– Потому что ты умная. Это было для него очень важно. И хорошенькая. (Тут Виви самокритично скорчила рожицу.) Это тоже было для него важно – по крайней мере, в женщинах. И у тебя тоже есть моральный компас.
– У меня?
– Люди тебе небезразличны. Ты всегда стараешься поступать правильно.
Виви на секунду задумалась.
– Иногда я не знаю, что правильно, а что нет.
– В этом ты не одинока.
– Даже когда ты уже взрослая?
– Особенно когда ты уже взрослая.
– Но ты сказала, что отец знал.
Шарлотт медлила с ответом. У Лорана имелись моральные принципы и устои, но не так уж много шансов воплотить их в жизнь. Одно из преимуществ, когда умираешь молодым. Наверное, даже единственное. Но Виви она об этом говорить не собиралась.
– Он делал все, что мог, – сказала она.
Виви положила в рот кусочек омлета. Наконец-то.
– Расскажи мне о нем побольше.
Шарлотт принялась размышлять. Она была редактором. Все дни напролет она работала со словами, с образами и историями. Уж конечно, она сможет создать такого отца, который пленит воображение Виви.
– Он был просто вне себя от радости, когда ты родилась.
– А я думала, когда я родилась, его рядом не было.

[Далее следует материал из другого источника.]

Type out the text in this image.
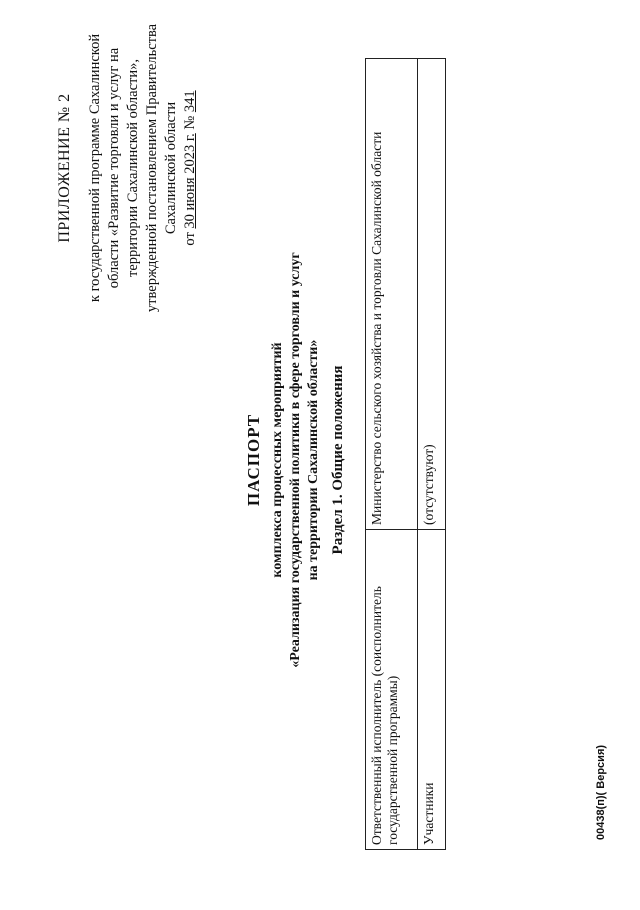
ПРИЛОЖЕНИЕ № 2 к государственной программе Сахалинской области «Развитие торговли и услуг на территории Сахалинской области», утвержденной постановлением Правительства Сахалинской области
от 30 июня 2023 г. № 341
ПАСПОРТ комплекса процессных мероприятий «Реализация государственной политики в сфере торговли и услуг на территории Сахалинской области» Раздел 1. Общие положения
Ответственный исполнитель (соисполнитель государственной программы)	Министерство сельского хозяйства и торговли Сахалинской области
Участники	(отсутствуют)
00438(п)( Версия)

В комнате с белыми голыми стенами она совсем одна. Никогда в своей благополучной, сытой жизни она не была еще настолько одинока. Сестры-монахини то приходят, то уходят, но толку от них никакого. Утешения уж наверняка не дождешься. Она сама по себе. Мы рождаемся в одиночестве и умираем в одиночестве – так говорил Лоран. Рожаем мы тоже в одиночестве, хочет она кому-нибудь сказать, но сказать некому. Лоран уехал на фронт, где бы этот фронт ни находился. Сестры и пациенты рыдают, внимая захваченному немцами радио, которое трещит, что французская армия – это стадо, которое не знает даже, куда бежать. Ее мать умерла три года назад. Шарлотт до сих пор не смирилась с тем, насколько не вовремя это произошло. Это было просто несправедливо: она всегда была мятежным ребенком, и ее отец-иконоборец был ей ближе, чем мать, которая была более традиционного склада, и только Шарлотт начала как следует узнавать ту хрупкую, уязвимую женщину, которая скрывалась за ее видимым всем обликом – изящно одетой, безупречного поведения дамой, – как мать унес стремительно развившийся рак. Ее отец, издатель левого толка, дружил с премьер-министром Леоном Блюмом, евреем и социалистом; тот еле успел покинуть страну, когда ее заняли немцы. Ему не нужно было узнавать, есть ли его имя в их списках. Родители Лорана, люди пожилые, были, как она надеялась, в безопасности на юге Франции. Они хотели, чтобы Шарлотт поехала с ними, но она боялась, что начнет рожать в дороге. Кроме того, что, если Лоран вдруг вернется домой? И не застанет ее? С Симон она отказалась ехать по тем же причинам.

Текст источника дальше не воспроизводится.